Brundle: Ajustes em Miami fizeram os carros 'parecerem vivos novamente' após problemas de energia no início da temporada
Martin Brundle acredita que a Fórmula 1 finalmente domou seus problemas de gerenciamento de energia em Miami, elogiando as mudanças que eliminaram boa parte do 'sofrimento' visto no início da temporada. Os ajustes, acordados após reuniões durante a pausa de abril, visavam distribuir potência de forma mais uniforme e reduzir velocidades perigosas de aproximação, recuperando confiança dos pilotos e espetáculo.
Por que isso importa
A reação negativa do início do ano ameaçou a credibilidade dos novos regulamentos de motores de 2026, com pilotos comparando as corridas a Mario Kart. As correções em Miami demonstram a capacidade do esporte de se adaptar rapidamente, preservando a integridade competitiva e a segurança.
Detalhes
- A FIA reduziu a recarga máxima no Q de 8MJ para 7MJ, diminuindo a necessidade de harvest de bateria.

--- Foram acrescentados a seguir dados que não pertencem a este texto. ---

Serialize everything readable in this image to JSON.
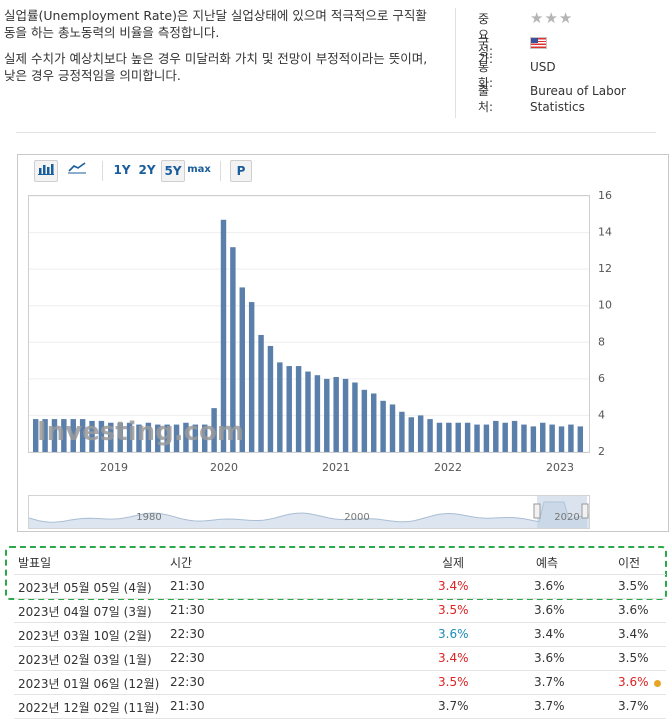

- Os super clips foram aumentados de 250kW para 350kW para encurtar sua duração.
- Para as corridas, o modo boost foi limitado a 150kW e o uso do MGU-K a 250kW em certas zonas.

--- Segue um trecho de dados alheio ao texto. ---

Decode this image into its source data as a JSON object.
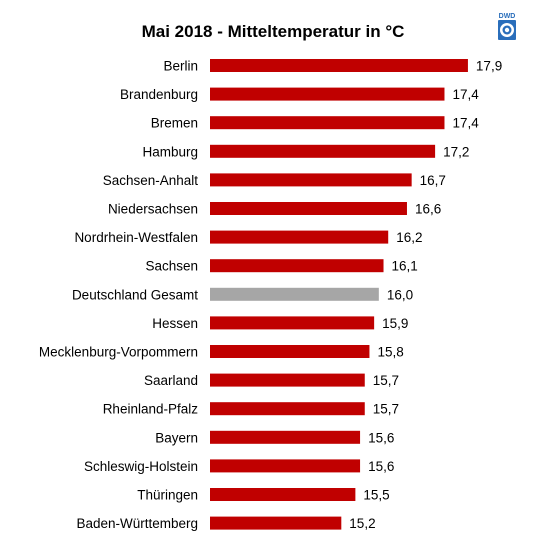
{
  "logo_text": "DWD",
  "chart_data": {
    "type": "bar",
    "orientation": "horizontal",
    "title": "Mai 2018 - Mitteltemperatur in °C",
    "categories": [
      "Berlin",
      "Brandenburg",
      "Bremen",
      "Hamburg",
      "Sachsen-Anhalt",
      "Niedersachsen",
      "Nordrhein-Westfalen",
      "Sachsen",
      "Deutschland Gesamt",
      "Hessen",
      "Mecklenburg-Vorpommern",
      "Saarland",
      "Rheinland-Pfalz",
      "Bayern",
      "Schleswig-Holstein",
      "Thüringen",
      "Baden-Württemberg"
    ],
    "values": [
      17.9,
      17.4,
      17.4,
      17.2,
      16.7,
      16.6,
      16.2,
      16.1,
      16.0,
      15.9,
      15.8,
      15.7,
      15.7,
      15.6,
      15.6,
      15.5,
      15.2
    ],
    "value_labels": [
      "17,9",
      "17,4",
      "17,4",
      "17,2",
      "16,7",
      "16,6",
      "16,2",
      "16,1",
      "16,0",
      "15,9",
      "15,8",
      "15,7",
      "15,7",
      "15,6",
      "15,6",
      "15,5",
      "15,2"
    ],
    "highlight_category": "Deutschland Gesamt",
    "bar_color": "#c00000",
    "highlight_color": "#a6a6a6",
    "logo_color": "#2a6ebb",
    "xlim": [
      12.4,
      18.2
    ],
    "grid": false,
    "legend": "none"
  }
}
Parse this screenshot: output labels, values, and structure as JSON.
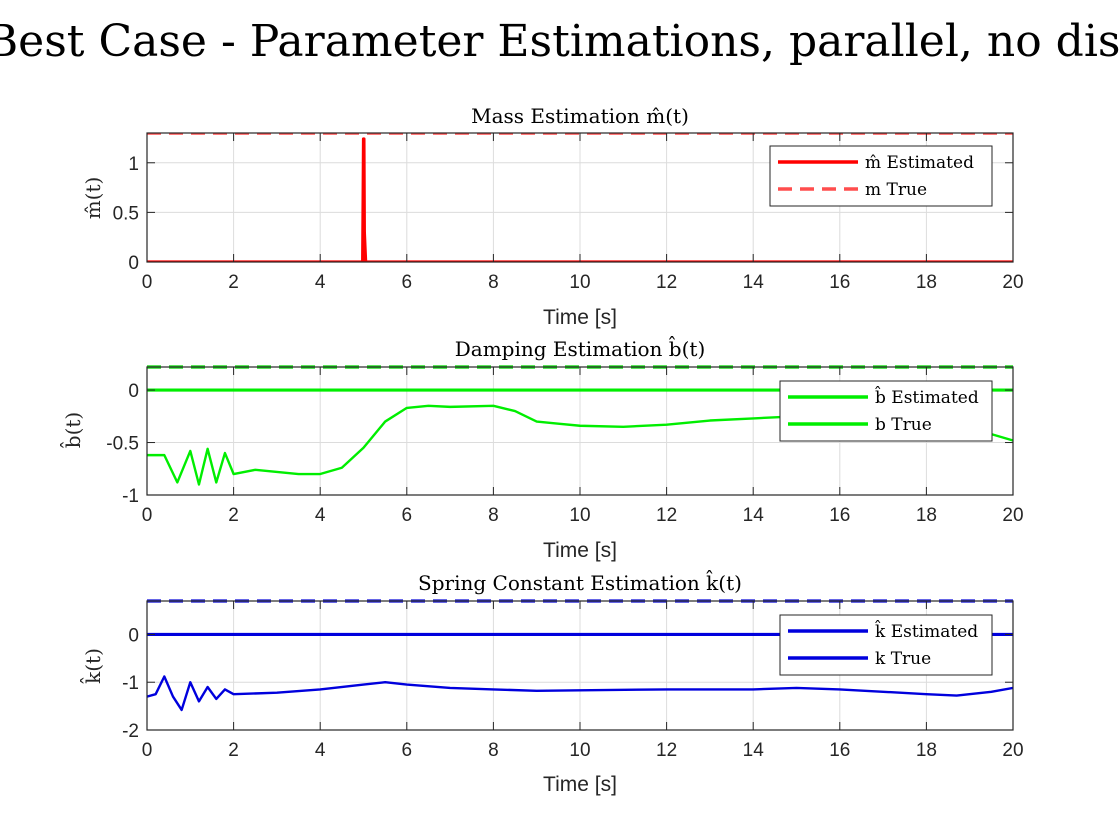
{
  "figure": {
    "title": "Best Case - Parameter Estimations, parallel, no dist"
  },
  "chart_data": [
    {
      "type": "line",
      "title": "Mass Estimation m̂(t)",
      "xlabel": "Time [s]",
      "ylabel": "m̂(t)",
      "xlim": [
        0,
        20
      ],
      "ylim": [
        0,
        1.3
      ],
      "xticks": [
        "0",
        "2",
        "4",
        "6",
        "8",
        "10",
        "12",
        "14",
        "16",
        "18",
        "20"
      ],
      "yticks": [
        "0",
        "0.5",
        "1"
      ],
      "ytick_values": [
        0,
        0.5,
        1
      ],
      "grid": true,
      "legend": "top-right",
      "series": [
        {
          "name": "m̂ Estimated",
          "color": "#ff0000",
          "style": "solid",
          "x": [
            0,
            4.98,
            4.99,
            5.0,
            5.01,
            5.02,
            5.05,
            20
          ],
          "y": [
            0,
            0,
            0.6,
            1.24,
            1.24,
            0.3,
            0,
            0
          ]
        },
        {
          "name": "m True",
          "color": "#ff4d4d",
          "style": "dashed",
          "x": [
            0,
            20
          ],
          "y": [
            1.3,
            1.3
          ]
        }
      ]
    },
    {
      "type": "line",
      "title": "Damping Estimation b̂(t)",
      "xlabel": "Time [s]",
      "ylabel": "b̂(t)",
      "xlim": [
        0,
        20
      ],
      "ylim": [
        -1,
        0.22
      ],
      "xticks": [
        "0",
        "2",
        "4",
        "6",
        "8",
        "10",
        "12",
        "14",
        "16",
        "18",
        "20"
      ],
      "yticks": [
        "-1",
        "-0.5",
        "0"
      ],
      "ytick_values": [
        -1,
        -0.5,
        0
      ],
      "grid": true,
      "legend": "top-right",
      "reference_lines": [
        {
          "y": 0.22,
          "color": "#22dd22",
          "style": "dashed"
        }
      ],
      "series": [
        {
          "name": "b̂ Estimated",
          "color": "#00ee00",
          "style": "solid",
          "x": [
            0,
            0.4,
            0.7,
            1.0,
            1.2,
            1.4,
            1.6,
            1.8,
            2.0,
            2.5,
            3.0,
            3.5,
            4.0,
            4.5,
            5.0,
            5.5,
            6.0,
            6.5,
            7.0,
            8.0,
            8.5,
            9.0,
            9.5,
            10.0,
            11.0,
            12.0,
            13.0,
            14.0,
            15.0,
            16.0,
            17.0,
            18.0,
            19.0,
            19.5,
            20.0
          ],
          "y": [
            -0.62,
            -0.62,
            -0.88,
            -0.58,
            -0.9,
            -0.56,
            -0.88,
            -0.6,
            -0.8,
            -0.76,
            -0.78,
            -0.8,
            -0.8,
            -0.74,
            -0.55,
            -0.3,
            -0.17,
            -0.15,
            -0.16,
            -0.15,
            -0.2,
            -0.3,
            -0.32,
            -0.34,
            -0.35,
            -0.33,
            -0.29,
            -0.27,
            -0.25,
            -0.24,
            -0.24,
            -0.26,
            -0.3,
            -0.42,
            -0.48
          ]
        },
        {
          "name": "b True",
          "color": "#00ee00",
          "style": "solid",
          "x": [
            0,
            20
          ],
          "y": [
            0,
            0
          ]
        }
      ]
    },
    {
      "type": "line",
      "title": "Spring Constant Estimation k̂(t)",
      "xlabel": "Time [s]",
      "ylabel": "k̂(t)",
      "xlim": [
        0,
        20
      ],
      "ylim": [
        -2,
        0.7
      ],
      "xticks": [
        "0",
        "2",
        "4",
        "6",
        "8",
        "10",
        "12",
        "14",
        "16",
        "18",
        "20"
      ],
      "yticks": [
        "-2",
        "-1",
        "0"
      ],
      "ytick_values": [
        -2,
        -1,
        0
      ],
      "grid": true,
      "legend": "top-right",
      "reference_lines": [
        {
          "y": 0.7,
          "color": "#3333dd",
          "style": "dashed"
        }
      ],
      "series": [
        {
          "name": "k̂ Estimated",
          "color": "#0000dd",
          "style": "solid",
          "x": [
            0,
            0.2,
            0.4,
            0.6,
            0.8,
            1.0,
            1.2,
            1.4,
            1.6,
            1.8,
            2.0,
            3.0,
            4.0,
            5.0,
            5.5,
            6.0,
            7.0,
            8.0,
            9.0,
            10.0,
            12.0,
            14.0,
            15.0,
            16.0,
            17.0,
            18.0,
            18.7,
            19.5,
            20.0
          ],
          "y": [
            -1.3,
            -1.25,
            -0.88,
            -1.3,
            -1.58,
            -1.0,
            -1.4,
            -1.1,
            -1.35,
            -1.15,
            -1.25,
            -1.22,
            -1.15,
            -1.05,
            -1.0,
            -1.05,
            -1.12,
            -1.15,
            -1.18,
            -1.17,
            -1.15,
            -1.15,
            -1.12,
            -1.15,
            -1.2,
            -1.25,
            -1.28,
            -1.2,
            -1.12
          ]
        },
        {
          "name": "k True",
          "color": "#0000dd",
          "style": "solid",
          "x": [
            0,
            20
          ],
          "y": [
            0,
            0
          ]
        }
      ]
    }
  ]
}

- Em Miami, a redução de recarga no Q não foi necessária (apenas dois segundos de super clip por volta), mas os limites de acionamento foram aplicados.

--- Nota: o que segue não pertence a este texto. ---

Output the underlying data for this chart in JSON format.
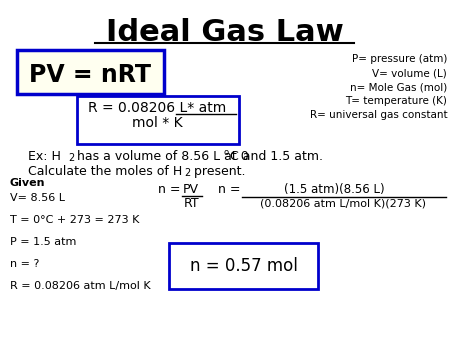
{
  "title": "Ideal Gas Law",
  "bg_color": "#ffffff",
  "pv_eq": "PV = nRT",
  "r_eq_top": "R = 0.08206 L* atm",
  "r_eq_bot": "mol * K",
  "def1": "P= pressure (atm)",
  "def2": "V= volume (L)",
  "def3": "n= Mole Gas (mol)",
  "def4": "T= temperature (K)",
  "def5": "R= universal gas constant",
  "ex1a": "Ex: H",
  "ex1b": " has a volume of 8.56 L at 0",
  "ex1c": "C and 1.5 atm.",
  "ex2a": "Calculate the moles of H",
  "ex2b": " present.",
  "given_label": "Given",
  "given_items": [
    "V= 8.56 L",
    "T = 0°C + 273 = 273 K",
    "P = 1.5 atm",
    "n = ?",
    "R = 0.08206 atm L/mol K"
  ],
  "calc_num": "(1.5 atm)(8.56 L)",
  "calc_denom": "(0.08206 atm L/mol K)(273 K)",
  "answer": "n = 0.57 mol",
  "box_color": "#0000cc",
  "text_color": "#000000"
}
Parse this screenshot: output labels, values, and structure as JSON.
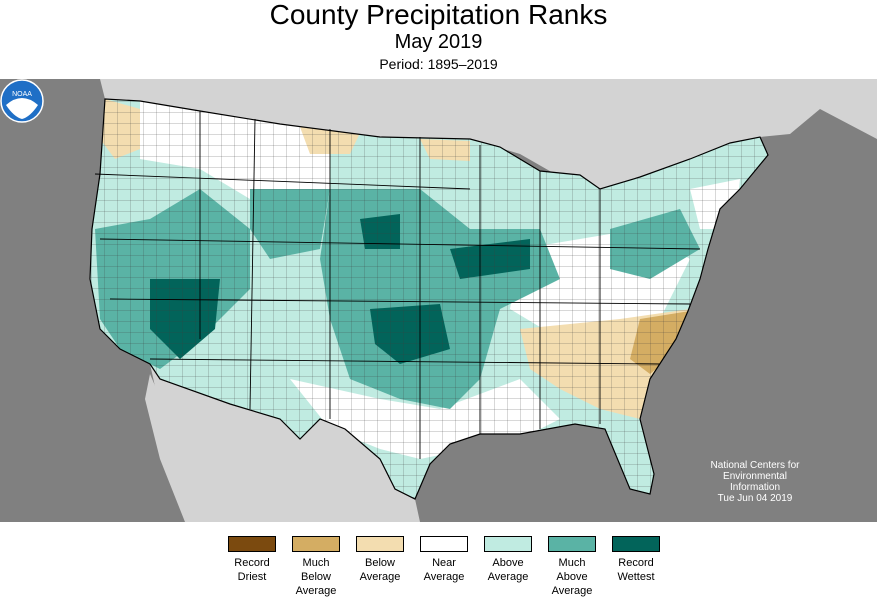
{
  "header": {
    "title": "County Precipitation Ranks",
    "subtitle": "May 2019",
    "period": "Period: 1895–2019"
  },
  "legend": {
    "items": [
      {
        "label": "Record\nDriest",
        "color": "#7b4a0f"
      },
      {
        "label": "Much\nBelow\nAverage",
        "color": "#d4ad63"
      },
      {
        "label": "Below\nAverage",
        "color": "#f3ddb0"
      },
      {
        "label": "Near\nAverage",
        "color": "#ffffff"
      },
      {
        "label": "Above\nAverage",
        "color": "#c0ebe1"
      },
      {
        "label": "Much\nAbove\nAverage",
        "color": "#5ab3a5"
      },
      {
        "label": "Record\nWettest",
        "color": "#02645a"
      }
    ]
  },
  "credit": {
    "logo_text": "NOAA",
    "lines": [
      "National Centers for",
      "Environmental",
      "Information",
      "Tue Jun 04 2019"
    ]
  },
  "colors": {
    "ocean": "#808080",
    "land_outside": "#d3d3d3",
    "county_border": "#3c3c3c",
    "state_border": "#000000",
    "noaa_blue": "#1f6fc6"
  }
}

- Brundle notou que os pilotos estavam muito mais felizes, os carros pareciam rápidos e vivos, e havia um excedente decente de potência sobre a aderência nas saídas de curva.
O que vem por aí
O fim de semana em Miami viu Kimi Antonelli, da Mercedes, vencer, com a McLaren reduzindo a diferença no campeonato. Embora o traçado de Miami seja indulgente, o ajuste fino das regras fornece um modelo para futuros circuitos. Novas alterações podem ser necessárias, mas a resposta inicial sugere que a F1 virou a página.